Fortunately, there are multimedia libraries such as SFML that are much
easier to program and use. What the developer of SFML did is he made a
simple interface to various other high end APIs such as OpenGL,
OpenAL, and created a window library that creates a basic window using
the operating systems default GUI. Instead of writing several lines of
code to create a Window with the Win32 API you can do it in one line
using the sf::Window::Create() function. Similarly if you want to
create a new audio buffer just call the sf::SoundBuffer::Load()

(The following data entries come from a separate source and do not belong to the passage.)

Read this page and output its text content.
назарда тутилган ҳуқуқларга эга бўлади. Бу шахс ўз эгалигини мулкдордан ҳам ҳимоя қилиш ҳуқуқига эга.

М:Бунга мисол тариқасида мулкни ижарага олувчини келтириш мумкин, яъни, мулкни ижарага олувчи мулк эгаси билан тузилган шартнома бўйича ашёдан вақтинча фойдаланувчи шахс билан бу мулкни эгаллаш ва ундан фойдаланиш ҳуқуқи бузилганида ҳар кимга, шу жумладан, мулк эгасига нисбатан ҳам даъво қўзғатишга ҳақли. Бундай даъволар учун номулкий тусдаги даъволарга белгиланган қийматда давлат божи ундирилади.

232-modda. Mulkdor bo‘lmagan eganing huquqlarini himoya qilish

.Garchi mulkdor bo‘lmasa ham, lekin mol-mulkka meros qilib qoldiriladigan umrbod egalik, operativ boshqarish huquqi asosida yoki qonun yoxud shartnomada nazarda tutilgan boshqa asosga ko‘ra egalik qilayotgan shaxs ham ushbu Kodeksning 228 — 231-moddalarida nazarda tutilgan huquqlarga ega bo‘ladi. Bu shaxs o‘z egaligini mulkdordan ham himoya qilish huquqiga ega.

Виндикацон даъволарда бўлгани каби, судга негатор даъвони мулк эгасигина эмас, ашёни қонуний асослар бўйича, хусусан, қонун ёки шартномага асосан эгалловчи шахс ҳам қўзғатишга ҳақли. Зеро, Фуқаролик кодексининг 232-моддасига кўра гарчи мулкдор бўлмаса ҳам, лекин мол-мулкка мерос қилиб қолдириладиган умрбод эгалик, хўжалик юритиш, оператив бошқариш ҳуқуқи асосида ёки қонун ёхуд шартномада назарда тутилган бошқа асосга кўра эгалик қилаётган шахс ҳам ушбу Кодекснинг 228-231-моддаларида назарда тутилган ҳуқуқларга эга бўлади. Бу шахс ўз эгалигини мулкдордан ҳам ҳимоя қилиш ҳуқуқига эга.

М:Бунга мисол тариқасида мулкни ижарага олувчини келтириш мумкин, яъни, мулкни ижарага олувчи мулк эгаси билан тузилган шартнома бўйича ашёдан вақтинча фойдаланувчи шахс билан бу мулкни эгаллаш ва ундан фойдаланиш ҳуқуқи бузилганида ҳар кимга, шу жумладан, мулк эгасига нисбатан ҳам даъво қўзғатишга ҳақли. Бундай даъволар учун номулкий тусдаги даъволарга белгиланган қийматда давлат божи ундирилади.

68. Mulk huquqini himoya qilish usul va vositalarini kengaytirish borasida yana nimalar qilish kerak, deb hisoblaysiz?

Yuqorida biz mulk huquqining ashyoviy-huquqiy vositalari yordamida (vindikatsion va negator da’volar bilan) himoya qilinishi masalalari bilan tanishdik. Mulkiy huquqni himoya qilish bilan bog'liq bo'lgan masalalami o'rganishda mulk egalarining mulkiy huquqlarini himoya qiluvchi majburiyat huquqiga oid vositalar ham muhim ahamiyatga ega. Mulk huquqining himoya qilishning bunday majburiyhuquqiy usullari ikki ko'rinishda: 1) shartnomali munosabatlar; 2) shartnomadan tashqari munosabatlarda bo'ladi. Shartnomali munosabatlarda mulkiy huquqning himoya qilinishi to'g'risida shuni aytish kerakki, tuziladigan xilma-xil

function. The basic idea here is that the author of the SFML API
understood that something like DirectSound and OpenAL by themselves
would be confusing and complicated to a new programmer, and simplified
it as best as he could. That is why SFML stands for the Simple and
Fast Multimedia Layer.
So as Philip was saying there are vastly different levels of
programming complexity. SFML is pretty user friendly where DirectX is
a vastly more complex API to learn and use. I could probably teach
someone how to use SFML pretty easily, but I couldn't do the same for
DirectX without getting into a bunch of Windos specific WIN32 API


On 2/16/10, Philip Bennefall <phi...@blastbay.com> wrote:
> Hi again Claudio,
> Thomas is absolutely right here. However, I should also mention that there
> are vastly different levels of programming complexity that one could use. If
> you used C++, for instance, you would really have to know exactly what is
> happening at every single point in your program or else you would find that
> errors were cropping up everywhere. You would need to manage memory, you
> would need to think about synchronizing different operations that are taking
> place simultaneously in what is called threads, etc etc. In short, the
> learning curve is rather steap. If you used a simplified scripting language
> like Bgt, for example, you'd be able to accomplish pretty much the same
> thing but a lot faster. You would not have quite as much control over
> exactly what is happening and would have to entrust the more difficult work
> to the engine in question. If we take Bgt as an example, it automatically
> creates several threads (e.g several tasks that are executed at once) and
> then makes sure that they synchronize with your script. This is done in
> order to take advantage of the fact that more and more computer's ship with
> multiple cores or even multiple processors. In practical terms, this means
> for example that it is updating the master timer that the entire game is
> based around even while your script might be sitting with a message box on
> the screen waiting for the user to click OK. If you used C++, you would have
> to do all of these things yourself. Then if we get into the field of sound
> playback, keyboard input etc, then we reach a point where the differences
> between a lower level language such as C++ and a high level one such as Bgt
> become even more apparent. In C++ you would need to manually take care of
> initializing the input system, getting a hold of the keyboard device,
> constantly ask it for new data so that you can react to things that are
> changing, and so on and so forth. In Bgt on the other hand, all of this
> functionality is wrapped up into two simple functions called key_down and
> key_pressed.
> I know that this sounds like a rather lengthy and not so subtle advertising
> attempt for Bgt, but what I'm trying to convey holds true for any high level
> scripting language; I just used Bgt as an example since you were refering to
> audio games specifically.
> I hope that this made some kind of sense.